Matador Gold Technologies Inc. entered into a non-binding letter of intent to acquire Gravitas III Capital Corp. (TSXV:TRIG.P) in a reverse merger transaction on March 13, 2023. As per the terms of the transaction, in exchange for each common share of Matador (an “MG Share”), Gravitas will issue to the shareholders of Matador, on a prospectus and registration exempt basis, one Gravitas Share. Immediately prior to the completion of the Proposed Transaction, it is anticipated that Gravitas will consolidate (the “Consolidation”) its issued and outstanding common shares (the “Company Shares”) on a basis of approximately 2.46 pre-Consolidation Gravitas Shares for each one post-Consolidation Gravitas Share. Pursuant to the LOI, Matador or one of its affiliates shall complete a brokered private placement of subscription receipts (the “Concurrent Financing”). Matador will be a wholly-owned subsidiary of the Company (together, the “Resulting Issuer”). Upon completion of the Proposed Transaction, the Resulting Issuer will carry on the business of Matador and intends to list as a Tier 1 Technology issuer on the Exchange.

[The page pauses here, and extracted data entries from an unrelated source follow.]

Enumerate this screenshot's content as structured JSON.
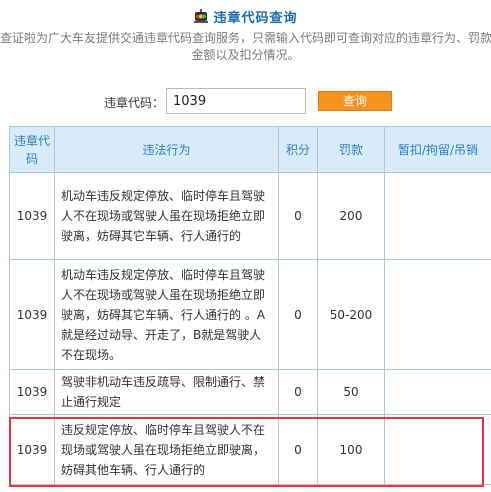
{
  "header": {
    "title": "违章代码查询",
    "icon": "traffic-light-icon",
    "intro_line1": "查证啦为广大车友提供交通违章代码查询服务，只需输入代码即可查询对应的违章行为、罚款",
    "intro_line2": "金额以及扣分情况。"
  },
  "search": {
    "label": "违章代码：",
    "value": "1039",
    "button_label": "查询"
  },
  "table": {
    "headers": {
      "code": "违章代码",
      "action": "违法行为",
      "points": "积分",
      "fine": "罚款",
      "suspension": "暂扣/拘留/吊销"
    },
    "rows": [
      {
        "code": "1039",
        "action": "机动车违反规定停放、临时停车且驾驶人不在现场或驾驶人虽在现场拒绝立即驶离，妨碍其它车辆、行人通行的",
        "points": "0",
        "fine": "200",
        "suspension": ""
      },
      {
        "code": "1039",
        "action": "机动车违反规定停放、临时停车且驾驶人不在现场或驾驶人虽在现场拒绝立即驶离，妨碍其它车辆、行人通行的 。A就是经过动导、开走了，B就是驾驶人不在现场。",
        "points": "0",
        "fine": "50-200",
        "suspension": ""
      },
      {
        "code": "1039",
        "action": "驾驶非机动车违反疏导、限制通行、禁止通行规定",
        "points": "0",
        "fine": "50",
        "suspension": ""
      },
      {
        "code": "1039",
        "action": "违反规定停放、临时停车且驾驶人不在现场或驾驶人虽在现场拒绝立即驶离，妨碍其他车辆、行人通行的",
        "points": "0",
        "fine": "100",
        "suspension": "",
        "highlighted": true
      }
    ]
  },
  "colors": {
    "title": "#1a6fb0",
    "header_bg": "#d8ebf9",
    "header_text": "#2a7fc0",
    "border": "#a9c8e2",
    "button": "#f6921e",
    "highlight": "#e8343a"
  }
}
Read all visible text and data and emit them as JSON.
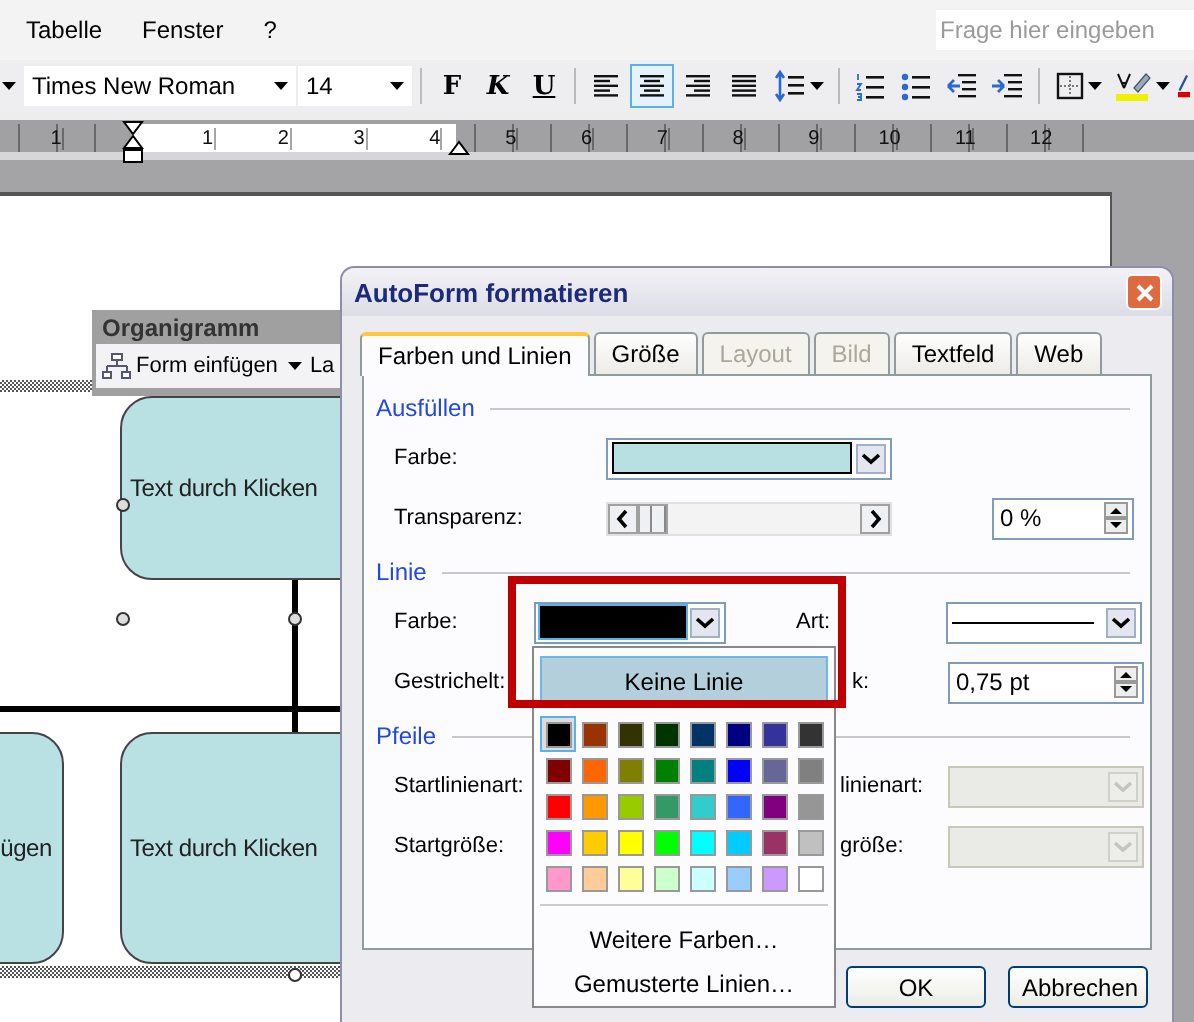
{
  "menu": [
    {
      "label": "Tabelle"
    },
    {
      "label": "Fenster"
    },
    {
      "label": "?"
    }
  ],
  "help_search": {
    "placeholder": "Frage hier eingeben"
  },
  "toolbar": {
    "font": "Times New Roman",
    "size": "14",
    "buttons": [
      {
        "kind": "bold",
        "label": "F",
        "selected": false
      },
      {
        "kind": "italic",
        "label": "K",
        "selected": false
      },
      {
        "kind": "underline",
        "label": "U",
        "selected": false
      },
      {
        "kind": "align-left",
        "selected": false
      },
      {
        "kind": "align-center",
        "selected": true
      },
      {
        "kind": "align-right",
        "selected": false
      },
      {
        "kind": "justify",
        "selected": false
      },
      {
        "kind": "line-spacing",
        "selected": false
      },
      {
        "kind": "numbering",
        "selected": false
      },
      {
        "kind": "bullets",
        "selected": false
      },
      {
        "kind": "outdent",
        "selected": false
      },
      {
        "kind": "indent",
        "selected": false
      },
      {
        "kind": "borders",
        "selected": false
      },
      {
        "kind": "highlight",
        "selected": false
      },
      {
        "kind": "font-color",
        "selected": false
      }
    ]
  },
  "ruler": {
    "labels": [
      "1",
      "1",
      "2",
      "3",
      "4",
      "5",
      "6",
      "7",
      "8",
      "9",
      "10",
      "11",
      "12"
    ]
  },
  "org_toolbar": {
    "title": "Organigramm",
    "items": [
      {
        "kind": "insert-shape",
        "label": "Form einfügen"
      },
      {
        "kind": "layout",
        "label": "La"
      }
    ]
  },
  "diagram": {
    "shapes": [
      {
        "text": "Text durch Klicken"
      },
      {
        "text": "ügen"
      },
      {
        "text": "Text durch Klicken"
      }
    ]
  },
  "dialog": {
    "title": "AutoForm formatieren",
    "tabs": [
      {
        "label": "Farben und Linien",
        "selected": true,
        "disabled": false
      },
      {
        "label": "Größe",
        "selected": false,
        "disabled": false
      },
      {
        "label": "Layout",
        "selected": false,
        "disabled": true
      },
      {
        "label": "Bild",
        "selected": false,
        "disabled": true
      },
      {
        "label": "Textfeld",
        "selected": false,
        "disabled": false
      },
      {
        "label": "Web",
        "selected": false,
        "disabled": false
      }
    ],
    "sections": [
      {
        "title": "Ausfüllen",
        "rows": [
          {
            "kind": "fill",
            "label": "Farbe:",
            "color": "#b8dfe1"
          },
          {
            "kind": "transparency",
            "label": "Transparenz:",
            "level": 0,
            "value": "0 %"
          }
        ]
      },
      {
        "title": "Linie",
        "rows": [
          {
            "kind": "line-color",
            "label": "Farbe:",
            "color": "#000000",
            "label2": "Art:"
          },
          {
            "kind": "dash",
            "label": "Gestrichelt:",
            "label2": "k:",
            "value": "0,75 pt"
          }
        ]
      },
      {
        "title": "Pfeile",
        "rows": [
          {
            "kind": "arrow",
            "label": "Startlinienart:",
            "label2": "linienart:",
            "disabled": true
          },
          {
            "kind": "arrow",
            "label": "Startgröße:",
            "label2": "größe:",
            "disabled": true
          }
        ]
      }
    ],
    "buttons": [
      "OK",
      "Abbrechen"
    ],
    "color_popup": {
      "no_line": {
        "label": "Keine Linie",
        "highlighted": true
      },
      "swatches": [
        {
          "color": "#000000",
          "selected": true
        },
        {
          "color": "#993300",
          "selected": false
        },
        {
          "color": "#333300",
          "selected": false
        },
        {
          "color": "#003300",
          "selected": false
        },
        {
          "color": "#003366",
          "selected": false
        },
        {
          "color": "#000080",
          "selected": false
        },
        {
          "color": "#333399",
          "selected": false
        },
        {
          "color": "#333333",
          "selected": false
        },
        {
          "color": "#800000",
          "selected": false
        },
        {
          "color": "#ff6600",
          "selected": false
        },
        {
          "color": "#808000",
          "selected": false
        },
        {
          "color": "#008000",
          "selected": false
        },
        {
          "color": "#008080",
          "selected": false
        },
        {
          "color": "#0000ff",
          "selected": false
        },
        {
          "color": "#666699",
          "selected": false
        },
        {
          "color": "#808080",
          "selected": false
        },
        {
          "color": "#ff0000",
          "selected": false
        },
        {
          "color": "#ff9900",
          "selected": false
        },
        {
          "color": "#99cc00",
          "selected": false
        },
        {
          "color": "#339966",
          "selected": false
        },
        {
          "color": "#33cccc",
          "selected": false
        },
        {
          "color": "#3366ff",
          "selected": false
        },
        {
          "color": "#800080",
          "selected": false
        },
        {
          "color": "#969696",
          "selected": false
        },
        {
          "color": "#ff00ff",
          "selected": false
        },
        {
          "color": "#ffcc00",
          "selected": false
        },
        {
          "color": "#ffff00",
          "selected": false
        },
        {
          "color": "#00ff00",
          "selected": false
        },
        {
          "color": "#00ffff",
          "selected": false
        },
        {
          "color": "#00ccff",
          "selected": false
        },
        {
          "color": "#993366",
          "selected": false
        },
        {
          "color": "#c0c0c0",
          "selected": false
        },
        {
          "color": "#ff99cc",
          "selected": false
        },
        {
          "color": "#ffcc99",
          "selected": false
        },
        {
          "color": "#ffff99",
          "selected": false
        },
        {
          "color": "#ccffcc",
          "selected": false
        },
        {
          "color": "#ccffff",
          "selected": false
        },
        {
          "color": "#99ccff",
          "selected": false
        },
        {
          "color": "#cc99ff",
          "selected": false
        },
        {
          "color": "#ffffff",
          "selected": false
        }
      ],
      "links": [
        "Weitere Farben…",
        "Gemusterte Linien…"
      ]
    }
  }
}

The completion of the Proposed Transaction is subject to the satisfaction of various conditions as are standard for a transaction of this nature, including but not limited to (i) the negotiation and execution of the Definitive Agreement before September 30, 2023; (ii) the receipt of shareholder approval for the Proposed Transaction to the extent as required by applicable law and policies of the Exchange; (iii) the filing with the applicable securities regulatory authorities of a filing statement or information circular regarding the Proposed Transaction, and (iv) the receipt of conditional approval from the Exchange for the Proposed Transaction and the listing of the common shares of the Resulting Issuer upon completion of the Proposed Transaction.